TIL Kicad's builtin font is defined as a set of Kicad symbol libraries, which (mis) use symbol features like pins to mark out important locations that matter for fonts. Then a python script goes brrr to convert all those "component symbols" into a C++ file containing hardcoded glyphs.
Here's the latin capital letter A, for instance.
It's... quite cursed? I went into this to try and see if I could find an easy way to extract an approximate size of individual glyphs, and the answer appears to be "lol, lmao".
Oh also the font is defined as _combinations_ of these glyphs. That's why there are all those position anchors on the capital letter A, because then there's a charlist.txt that maps the supported unicode codepoints to some combination of these glyphs, welded together at those control points. For example A with an acute accent is defined as:
+ A_CAP ACUTE ABOVE=X
I don't know exactly how to parse this custom format yet, but you can kinda see that it's saying "take the A_CAP glyph, then paste the ACUTE glyph at the position marked "ABOVE". Sort of.
oh I see, "X" is a point defined (again using a component pin) in the ACUTE glyph. So, this is saying that the point ACUTE.X should be positioned at A_CAP.ABOVE.
I mean it makes sense, but also...
oh wow the python code that renders this font into a C file parses S-expressions with regular expressions. That... is certainly something you could do. I mean empirically you can, since it works, but...
Unfortunately this is all quite bespoke and tailored specifically for nothing but creating the C++ source file that Kicad itself uses to wrangle the font, afaict if I want to obtain the glyphs in a different form that I can use, I'm going to have to reimplement a lot of the bespoke parsing and wrangling.

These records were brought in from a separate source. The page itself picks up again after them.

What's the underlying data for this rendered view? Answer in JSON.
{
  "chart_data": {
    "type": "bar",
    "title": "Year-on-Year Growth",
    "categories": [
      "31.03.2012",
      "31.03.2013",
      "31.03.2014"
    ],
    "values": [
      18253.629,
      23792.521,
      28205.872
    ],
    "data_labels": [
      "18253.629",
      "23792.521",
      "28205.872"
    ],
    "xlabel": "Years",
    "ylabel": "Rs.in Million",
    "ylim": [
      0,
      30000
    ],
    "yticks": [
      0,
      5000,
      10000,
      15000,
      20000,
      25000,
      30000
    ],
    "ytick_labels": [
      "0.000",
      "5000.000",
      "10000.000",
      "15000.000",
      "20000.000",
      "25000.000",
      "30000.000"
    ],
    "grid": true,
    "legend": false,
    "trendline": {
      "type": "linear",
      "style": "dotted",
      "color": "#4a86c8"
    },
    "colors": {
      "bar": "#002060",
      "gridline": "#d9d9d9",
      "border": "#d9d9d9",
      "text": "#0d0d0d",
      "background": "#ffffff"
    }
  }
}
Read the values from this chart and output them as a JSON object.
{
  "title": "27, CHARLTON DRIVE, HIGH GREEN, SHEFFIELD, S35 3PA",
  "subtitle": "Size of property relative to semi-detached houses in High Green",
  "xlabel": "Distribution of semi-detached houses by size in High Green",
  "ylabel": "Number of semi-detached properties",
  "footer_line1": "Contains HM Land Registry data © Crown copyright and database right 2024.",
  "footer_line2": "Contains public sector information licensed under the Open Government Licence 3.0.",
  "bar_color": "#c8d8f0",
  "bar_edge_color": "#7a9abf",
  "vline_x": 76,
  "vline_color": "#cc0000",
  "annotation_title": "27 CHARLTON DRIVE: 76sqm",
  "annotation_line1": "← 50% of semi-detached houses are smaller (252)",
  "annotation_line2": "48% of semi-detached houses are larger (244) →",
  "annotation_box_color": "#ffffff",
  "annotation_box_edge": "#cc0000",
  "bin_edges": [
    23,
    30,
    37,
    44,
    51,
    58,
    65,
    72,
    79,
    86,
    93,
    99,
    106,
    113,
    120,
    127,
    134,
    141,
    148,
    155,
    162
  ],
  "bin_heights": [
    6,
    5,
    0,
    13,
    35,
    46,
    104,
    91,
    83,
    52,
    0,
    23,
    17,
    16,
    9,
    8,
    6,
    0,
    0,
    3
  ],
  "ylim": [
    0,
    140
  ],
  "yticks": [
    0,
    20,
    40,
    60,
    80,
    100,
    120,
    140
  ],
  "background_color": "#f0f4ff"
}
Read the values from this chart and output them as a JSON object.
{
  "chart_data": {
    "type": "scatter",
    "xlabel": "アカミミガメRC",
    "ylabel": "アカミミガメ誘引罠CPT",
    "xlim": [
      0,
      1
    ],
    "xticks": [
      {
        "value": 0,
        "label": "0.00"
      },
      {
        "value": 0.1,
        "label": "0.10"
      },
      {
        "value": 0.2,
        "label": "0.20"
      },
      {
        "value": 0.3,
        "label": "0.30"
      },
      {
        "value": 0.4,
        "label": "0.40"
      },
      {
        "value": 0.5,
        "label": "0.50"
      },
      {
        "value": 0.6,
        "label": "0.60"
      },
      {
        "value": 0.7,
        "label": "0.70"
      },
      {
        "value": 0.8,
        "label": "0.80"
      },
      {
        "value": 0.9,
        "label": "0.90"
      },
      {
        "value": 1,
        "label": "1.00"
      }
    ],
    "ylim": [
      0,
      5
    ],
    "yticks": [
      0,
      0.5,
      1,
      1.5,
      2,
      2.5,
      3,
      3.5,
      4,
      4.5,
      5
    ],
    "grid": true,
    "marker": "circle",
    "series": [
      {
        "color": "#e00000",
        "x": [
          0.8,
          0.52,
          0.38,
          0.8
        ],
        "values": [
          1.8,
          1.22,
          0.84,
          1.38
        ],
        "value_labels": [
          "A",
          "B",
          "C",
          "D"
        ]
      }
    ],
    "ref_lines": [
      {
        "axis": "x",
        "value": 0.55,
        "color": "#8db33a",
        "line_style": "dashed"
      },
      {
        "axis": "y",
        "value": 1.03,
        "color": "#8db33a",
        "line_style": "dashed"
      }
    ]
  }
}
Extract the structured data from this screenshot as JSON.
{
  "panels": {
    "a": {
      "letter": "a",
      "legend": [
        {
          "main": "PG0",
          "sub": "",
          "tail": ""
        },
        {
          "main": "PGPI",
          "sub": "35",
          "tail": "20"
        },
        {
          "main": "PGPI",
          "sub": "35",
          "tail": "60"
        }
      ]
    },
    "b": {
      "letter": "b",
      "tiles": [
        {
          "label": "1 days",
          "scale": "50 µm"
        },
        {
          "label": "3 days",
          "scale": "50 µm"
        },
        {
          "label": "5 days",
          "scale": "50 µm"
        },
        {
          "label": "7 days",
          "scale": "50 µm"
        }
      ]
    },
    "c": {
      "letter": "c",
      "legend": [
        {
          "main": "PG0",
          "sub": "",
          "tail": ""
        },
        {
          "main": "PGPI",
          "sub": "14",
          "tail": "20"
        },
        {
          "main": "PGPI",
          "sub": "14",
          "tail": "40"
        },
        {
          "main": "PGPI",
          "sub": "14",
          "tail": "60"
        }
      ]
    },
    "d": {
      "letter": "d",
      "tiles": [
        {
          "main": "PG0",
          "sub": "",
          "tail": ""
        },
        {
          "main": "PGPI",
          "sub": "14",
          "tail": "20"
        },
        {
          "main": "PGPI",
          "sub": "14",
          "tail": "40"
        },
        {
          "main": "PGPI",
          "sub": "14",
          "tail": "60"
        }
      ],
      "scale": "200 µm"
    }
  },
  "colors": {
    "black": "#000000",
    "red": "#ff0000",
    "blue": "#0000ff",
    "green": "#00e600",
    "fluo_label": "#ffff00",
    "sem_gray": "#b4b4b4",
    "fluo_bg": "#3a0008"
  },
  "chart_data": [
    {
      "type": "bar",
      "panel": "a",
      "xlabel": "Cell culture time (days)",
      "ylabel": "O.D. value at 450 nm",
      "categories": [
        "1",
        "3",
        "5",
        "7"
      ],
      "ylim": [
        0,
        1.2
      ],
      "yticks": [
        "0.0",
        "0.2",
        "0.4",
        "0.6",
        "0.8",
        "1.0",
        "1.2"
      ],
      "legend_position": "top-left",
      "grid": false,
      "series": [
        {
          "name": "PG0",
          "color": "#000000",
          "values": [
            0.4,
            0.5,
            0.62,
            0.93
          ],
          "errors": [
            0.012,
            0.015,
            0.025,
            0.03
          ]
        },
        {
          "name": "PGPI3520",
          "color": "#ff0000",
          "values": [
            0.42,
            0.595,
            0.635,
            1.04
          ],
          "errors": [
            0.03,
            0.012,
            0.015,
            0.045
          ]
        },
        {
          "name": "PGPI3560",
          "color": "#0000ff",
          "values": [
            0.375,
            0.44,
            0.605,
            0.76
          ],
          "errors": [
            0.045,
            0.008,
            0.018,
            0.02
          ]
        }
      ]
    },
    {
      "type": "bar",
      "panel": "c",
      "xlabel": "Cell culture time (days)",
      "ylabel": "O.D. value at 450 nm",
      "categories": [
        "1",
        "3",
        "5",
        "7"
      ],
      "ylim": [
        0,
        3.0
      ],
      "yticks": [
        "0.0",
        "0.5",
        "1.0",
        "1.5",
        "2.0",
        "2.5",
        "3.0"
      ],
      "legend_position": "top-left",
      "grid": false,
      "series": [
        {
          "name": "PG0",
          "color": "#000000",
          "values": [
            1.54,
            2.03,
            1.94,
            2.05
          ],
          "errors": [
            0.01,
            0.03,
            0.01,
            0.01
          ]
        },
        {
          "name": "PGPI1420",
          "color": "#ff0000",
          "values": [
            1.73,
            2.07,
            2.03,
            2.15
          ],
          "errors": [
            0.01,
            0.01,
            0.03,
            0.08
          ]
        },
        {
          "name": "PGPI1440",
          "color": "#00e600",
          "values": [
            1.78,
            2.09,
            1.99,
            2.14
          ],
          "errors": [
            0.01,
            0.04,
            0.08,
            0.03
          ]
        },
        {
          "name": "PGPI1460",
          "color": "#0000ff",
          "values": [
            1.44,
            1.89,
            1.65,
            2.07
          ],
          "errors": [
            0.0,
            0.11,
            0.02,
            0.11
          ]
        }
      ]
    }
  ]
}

Which I guess is fine since I was already doing that in reverse to write Kicad symbol files, but parsing them back deeply enough to be able to do geometry transforms on them is still quite a task.
Ooor I can go with my original plan A, which was to just brute-force generate a symbol library where each symbol is a single character, then use kicad-cli to render that out to svg, then parse that back out to determine the bounding box on each glyph.
It's not perfect though, I lose the spacing markers in the original source font, which would allow me to get 100% precise layout estimates... Hmm.
okay okay, even more cursed, what does the generated C code look like? Would that end up being easier to crunch into the data I need?...
Hmm not sure using the generated C++ font data is going to be easier... What on earth is going on in there...
// In stroke font, coordinates values are coded as <value> + 'R', where
// <value> is an ASCII char.
wat
Oh wait it gets better, each point is stored as a uint8 offset by "R", but that represents a float value between -1.0 and +1.0. So to get the coordinate, you take your uint8, subtract 0x52 (ascii "R"), then divide by 21 to get the coordinate.
Oh and the Y coordinate is actually offset by "Z" not "R", for legacy reasons.
Oh and the first two letters are the X/Y size of the glyph, and _those_ are both relative to "R", not "R" and "Z".
So now you parse those characters in pairs and that gives you coordinates. Oh and "<space>R" is a magic value for "raise the pen", i.e. don't draw a line between the two points it separates.
I mean, you know... it's quite cursed as a format, but once you know how to parse it... It's not that hard to convert back to geometry.
I have to assume this is some kind of cursed industrial control format, a distant cousin of gerber or something, and that the original Hershey fonts were in that format, and so as it evolved into Kicad's own font all these layers remained.
@danderson I've definitely been assuming this all bottoms out in Hershey Font arcana eventually, but meanwhile have been enjoying your sausage factory tour in all its grisly detail....
Okay one nice thing about this cursed font encoding is that, with a little practice, you can kinda read the shape of glyphs from the raw data.
For example, "F^K[KFYFY[K[" is the little square that represents a character that's not supported by the font.
Remove the first two chars since those define the dimensions, then pair up the rest: K[ KF YF Y[ K[
Even without knowing the numeric equivalence, you can see how the pen is moving in a rectangular pattern.